Out of a survey of 2,243 enterprise workers, most displayed concerns that BYOD would “transform IT from helpful business partner into an Orwellian Big Brother keeping round-the-clock tabs on all device activity”, Fiberlink said in its blog.
Tracking software and mobile device management clients are centerpieces of security strategies around BYOD, but a full 82% of workers said that they see the ability to be tracked as an invasion of their privacy, and three-quarters said that as a result, they would not let an employer install tracking software on their device in exchange for access to corporate resources. Also, 82% said that employers tracking the websites that they browse is either 'of concern' or 'extreme concern' to them. Overall, only 15% said that they aren’t concerned at all about tracking software.
Meanwhile, 86% are concerned to very concerned that employers could delete personal pictures, email profiles and music--whether founded fears or not, it's another example of the Big Brother fears that BYOD security and tracking software seems to engender.

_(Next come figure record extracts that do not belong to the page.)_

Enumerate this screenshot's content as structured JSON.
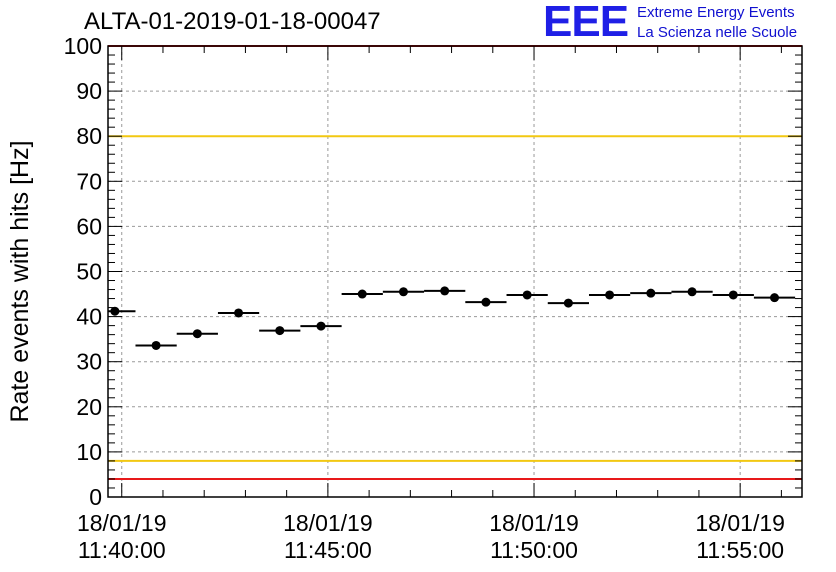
{
  "title": "ALTA-01-2019-01-18-00047",
  "logo": {
    "mark": "EEE",
    "line1": "Extreme Energy Events",
    "line2": "La Scienza nelle Scuole",
    "color": "#1f1fe6"
  },
  "chart_data": {
    "type": "scatter",
    "ylabel": "Rate events with hits [Hz]",
    "xlabel": "",
    "x_unit": "time (HH:MM:SS, 18/01/19)",
    "xlim": [
      "11:39:40",
      "11:56:30"
    ],
    "ylim": [
      0,
      100
    ],
    "y_ticks": [
      "0",
      "10",
      "20",
      "30",
      "40",
      "50",
      "60",
      "70",
      "80",
      "90",
      "100"
    ],
    "x_ticks": [
      {
        "date": "18/01/19",
        "time": "11:40:00"
      },
      {
        "date": "18/01/19",
        "time": "11:45:00"
      },
      {
        "date": "18/01/19",
        "time": "11:50:00"
      },
      {
        "date": "18/01/19",
        "time": "11:55:00"
      }
    ],
    "grid": true,
    "bin_width_seconds": 60,
    "series": [
      {
        "color": "#000000",
        "points": [
          {
            "x": "11:39:50",
            "y": 41.2
          },
          {
            "x": "11:40:50",
            "y": 33.6
          },
          {
            "x": "11:41:50",
            "y": 36.2
          },
          {
            "x": "11:42:50",
            "y": 40.8
          },
          {
            "x": "11:43:50",
            "y": 36.9
          },
          {
            "x": "11:44:50",
            "y": 37.9
          },
          {
            "x": "11:45:50",
            "y": 45.0
          },
          {
            "x": "11:46:50",
            "y": 45.5
          },
          {
            "x": "11:47:50",
            "y": 45.7
          },
          {
            "x": "11:48:50",
            "y": 43.2
          },
          {
            "x": "11:49:50",
            "y": 44.8
          },
          {
            "x": "11:50:50",
            "y": 43.0
          },
          {
            "x": "11:51:50",
            "y": 44.8
          },
          {
            "x": "11:52:50",
            "y": 45.2
          },
          {
            "x": "11:53:50",
            "y": 45.5
          },
          {
            "x": "11:54:50",
            "y": 44.8
          },
          {
            "x": "11:55:50",
            "y": 44.2
          }
        ]
      }
    ],
    "reference_lines": [
      {
        "y": 100,
        "color": "#e8191a"
      },
      {
        "y": 80,
        "color": "#f2c812"
      },
      {
        "y": 8,
        "color": "#f2c812"
      },
      {
        "y": 4,
        "color": "#e8191a"
      }
    ]
  }
}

“We took it upon ourselves to do a bit of detective work on the topic to test our hypothesis on the privacy breaching backlash of BYOD,” said researchers. “Lo and behold, the survey results were on par with expectations—the overwhelming majority concerned about moderation of on-device activity and the privacy of data contained thereon.”
The global BYOD and enterprise mobility market is expected to grow from $67.21 billion in 2011 to $181.39 billion by 2017, according to Markets & Markets, at an estimated CAGR of 15.17% from 2012 to 2017.
North America commanded the largest share, with 36.10% of the overall managed market in 2011 at $24.26 billion; and is expected to reach $58.60 billion by 2017, at a CAGR of 12.9% from 2012 to 2017.